Аня: Так значит, сад — это символ женского, мягкого.

Петя: Глубокого, темного, всасывающего, терпеливого и обволакивающего (I).

И Петя встает под Аней, накрывает ее юбкой свое лицо, а Аня слегка ударяет Петю словарем по голове под своей юбкой. Композиционно значим и конец пьесы Искренно, заменяющий звукосимволический чеховский финал:

(Слышится отдаленный звук, точно с неба, звук лопнувшей струны, замирающий, печальный. Наступает тишина, и только слышно, как далеко в саду топором стучат по дереву),

ср.:

(Лопахин) Проходя мимо женщин, слегка похлопывает их по «стволам». (Обращается к зрителям.) Что ж, господа. Выходите. Пора ехать. До свидания. (Пауза.) От кого это селедкой пахнет?

Совершенно очевидно, что сентиментальная тональность в версии Искренно меняется на «полистилистическую», обнажая «бедность языка» центрального героя, который видит себя в первых рядах на пути к «высшей правде». И мы думаем: уж не Садовник ли он, которого увидела Мария Магдалина? И эта травестийная (кощунственная) проекция оказывается тоже правильной, особенно если мы обратимся к диалогу женщин и Лопахина в «Саду»:

Варя: Это Эдем. Но ведь есть еще и Гефсиманский сад, тоже участок земли, засаженный деревьями и кустами, где Спаситель молится за нас перед тем, как принять крестную муку.

Раневская (ест яблоко): Господи, Господи (…) в саду молился о чаше. А мы все забываем, ведем грешную жизнь. (Бросает огрызок.)

Лопахин: Какие ваши грехи!

Таким образом, в пьесе «Вишневый сад продан?» сексуальное общение заменяет все типы иного общения, обнажая свою «первичность». Эротика становится своеобразной «языковой» (ср. «языческой») религией и лежит в основе композиционной метафорики Искренко. Вместо формулы «В начале было Слово» мы имеем формулу для продажи: «В начале было Тело»; по ходу же развития пьесы это «тело» буквально «деревенеет», теряя, как и речь героев, все жизненные силы.

Подводя итог, скажем, что во всех описанных нами трансформациях в области грамматики и семантики в текстах современных авторов-женщин проглядывает не интуитивное стремление постичь глубины языка, а довольно слабая попытка создать лингвистические конструкты, в которых сущность явления заменена «кажимостью», и в результате не находится именно «тех» слов — ведь, как мы обнаружили, за абсурдной языковой формой скрывается лишь тривиальное содержание.

Принятые обозначения

I — Н. Искренко. Вишневый сад продан? (интернет-версия).

II — В. В. Набоков. Собрание сочинений: В 4 т. Т. 3. М., 1990.

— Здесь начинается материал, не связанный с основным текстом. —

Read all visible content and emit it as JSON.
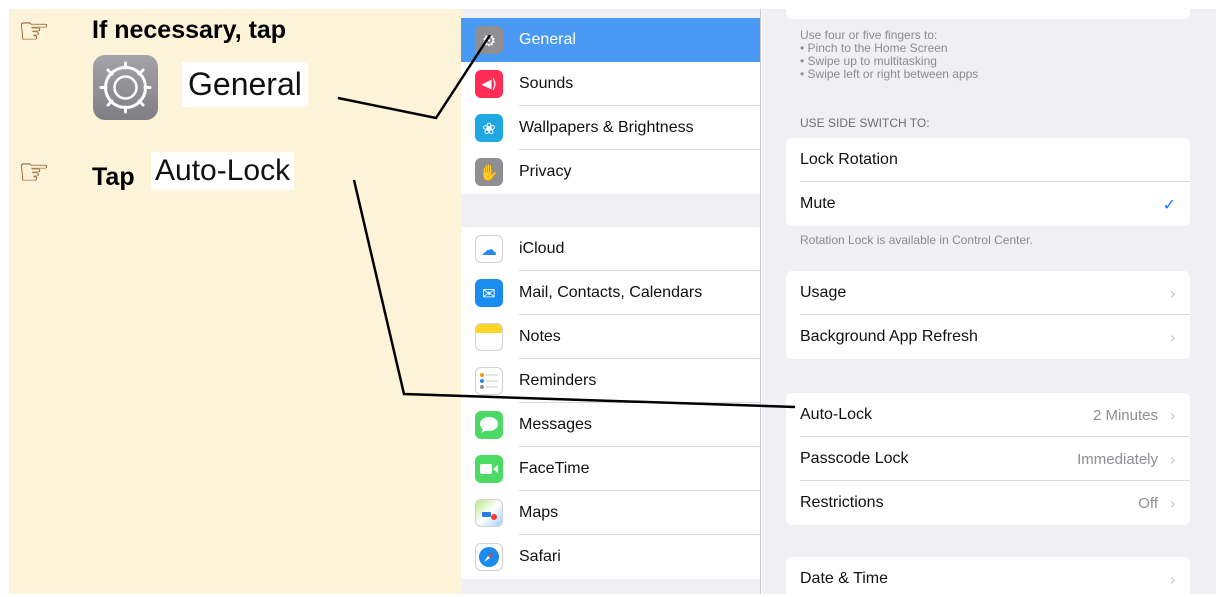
{
  "instructions": {
    "step1": {
      "text": "If necessary, tap",
      "icon": "pointing-hand-icon",
      "target_label": "General",
      "target_icon": "gear-icon"
    },
    "step2": {
      "text": "Tap",
      "icon": "pointing-hand-icon",
      "target_label": "Auto-Lock"
    }
  },
  "sidebar": {
    "group1": [
      {
        "label": "General",
        "icon": "gear-icon",
        "color": "#8e8e93",
        "selected": true
      },
      {
        "label": "Sounds",
        "icon": "speaker-icon",
        "color": "#ff2d55"
      },
      {
        "label": "Wallpapers & Brightness",
        "icon": "flower-icon",
        "color": "#1ea7e1"
      },
      {
        "label": "Privacy",
        "icon": "hand-icon",
        "color": "#8e8e93"
      }
    ],
    "group2": [
      {
        "label": "iCloud",
        "icon": "cloud-icon",
        "color": "#ffffff"
      },
      {
        "label": "Mail, Contacts, Calendars",
        "icon": "mail-icon",
        "color": "#1a8cf0"
      },
      {
        "label": "Notes",
        "icon": "notes-icon",
        "color": "#ffffff"
      },
      {
        "label": "Reminders",
        "icon": "reminders-icon",
        "color": "#ffffff"
      },
      {
        "label": "Messages",
        "icon": "messages-icon",
        "color": "#4cd964"
      },
      {
        "label": "FaceTime",
        "icon": "facetime-icon",
        "color": "#4cd964"
      },
      {
        "label": "Maps",
        "icon": "maps-icon",
        "color": "#ffffff"
      },
      {
        "label": "Safari",
        "icon": "safari-icon",
        "color": "#ffffff"
      }
    ]
  },
  "detail": {
    "multitasking_note": [
      "Use four or five fingers to:",
      "• Pinch to the Home Screen",
      "• Swipe up to multitasking",
      "• Swipe left or right between apps"
    ],
    "side_switch_header": "USE SIDE SWITCH TO:",
    "side_switch_rows": [
      {
        "label": "Lock Rotation"
      },
      {
        "label": "Mute",
        "checked": true,
        "check_glyph": "✓"
      }
    ],
    "side_switch_footer": "Rotation Lock is available in Control Center.",
    "usage_rows": [
      {
        "label": "Usage"
      },
      {
        "label": "Background App Refresh"
      }
    ],
    "lock_rows": [
      {
        "label": "Auto-Lock",
        "value": "2 Minutes"
      },
      {
        "label": "Passcode Lock",
        "value": "Immediately"
      },
      {
        "label": "Restrictions",
        "value": "Off"
      }
    ],
    "datetime_rows": [
      {
        "label": "Date & Time"
      }
    ]
  },
  "colors": {
    "accent": "#4a9af5",
    "check": "#1a7cf5",
    "instruction_bg": "#fdf3d8"
  }
}
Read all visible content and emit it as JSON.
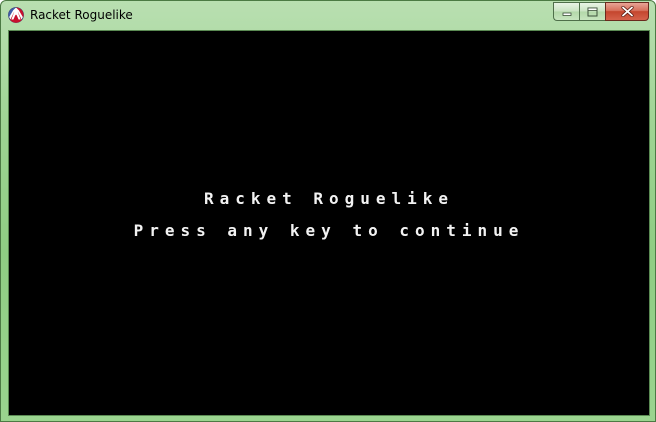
{
  "window": {
    "title": "Racket Roguelike",
    "app_icon": "racket-logo-icon",
    "buttons": {
      "minimize_icon": "minimize-icon",
      "maximize_icon": "maximize-icon",
      "close_icon": "close-icon"
    }
  },
  "game": {
    "background_color": "#000000",
    "text_color": "#f2f2f2",
    "title_line": "Racket Roguelike",
    "prompt_line": "Press any key to continue"
  }
}
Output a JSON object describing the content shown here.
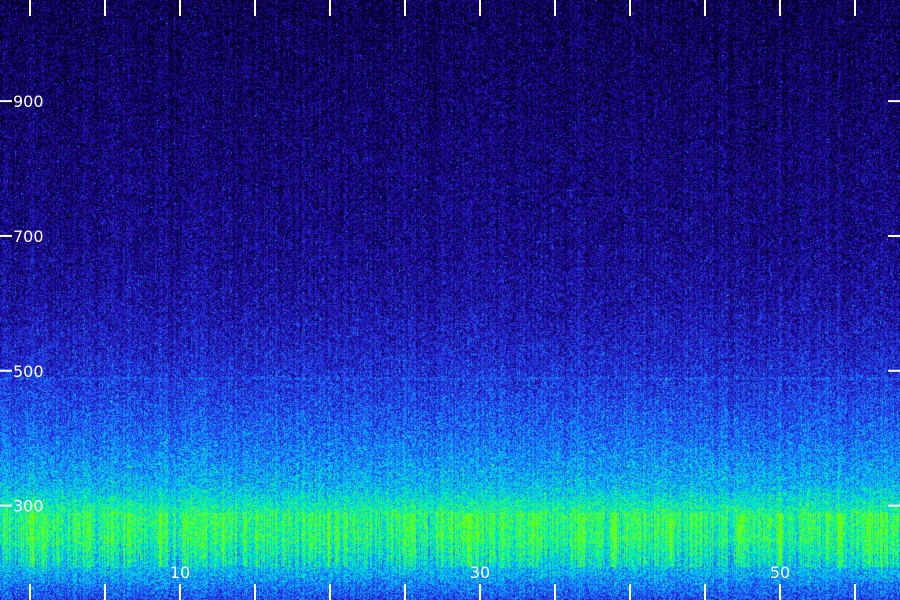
{
  "chart_data": {
    "type": "heatmap",
    "title": "",
    "xlabel": "",
    "ylabel": "",
    "xlim": [
      -2,
      58
    ],
    "ylim": [
      160,
      1050
    ],
    "x_ticks": [
      0,
      5,
      10,
      15,
      20,
      25,
      30,
      35,
      40,
      45,
      50,
      55
    ],
    "x_tick_labels": [
      {
        "value": 10,
        "label": "10"
      },
      {
        "value": 30,
        "label": "30"
      },
      {
        "value": 50,
        "label": "50"
      }
    ],
    "y_ticks": [
      {
        "value": 300,
        "label": "300"
      },
      {
        "value": 500,
        "label": "500"
      },
      {
        "value": 700,
        "label": "700"
      },
      {
        "value": 900,
        "label": "900"
      }
    ],
    "colormap": [
      "#000014",
      "#14006e",
      "#2a1ad0",
      "#1e64ff",
      "#00c8ff",
      "#00ff96",
      "#7dff00"
    ],
    "intensity_profile": [
      {
        "y": 1050,
        "level": 0.1
      },
      {
        "y": 900,
        "level": 0.14
      },
      {
        "y": 700,
        "level": 0.2
      },
      {
        "y": 600,
        "level": 0.26
      },
      {
        "y": 500,
        "level": 0.36
      },
      {
        "y": 400,
        "level": 0.5
      },
      {
        "y": 330,
        "level": 0.64
      },
      {
        "y": 290,
        "level": 0.82
      },
      {
        "y": 250,
        "level": 0.8
      },
      {
        "y": 200,
        "level": 0.62
      },
      {
        "y": 160,
        "level": 0.42
      }
    ],
    "horizontal_lines": [
      {
        "y": 490,
        "level": 0.45
      }
    ],
    "bright_band_y_range": [
      210,
      290
    ]
  }
}
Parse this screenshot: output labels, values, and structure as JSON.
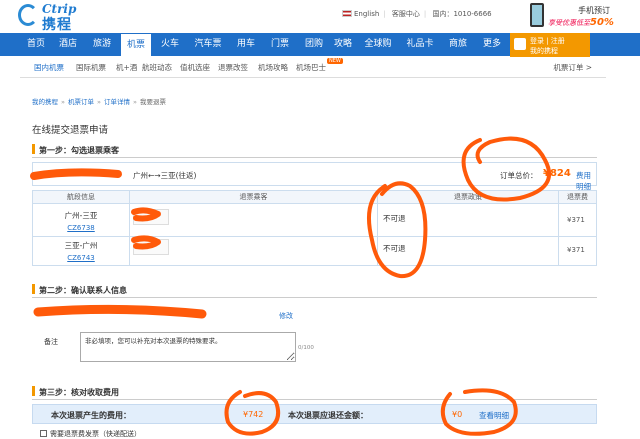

III — В. Нарбикова. Избранное, или Шепот шума. Париж; М.; Нью-Йорк, 1994.

IV — В. Нарбикова. (…) и путешествие // Знамя. № 6. 1996.

V — В. Нарбикова. Литература как утопическая полемика с культурой // Постмодернисты о посткультуре: Интервью с современными писателями и критиками. М., 1996.

VI — Т. Толстая. Кысь. М., 2000.

Литература

Эпштейн 2000 — М. Н. Эпштейн. Постмодерн в России, М., 2000.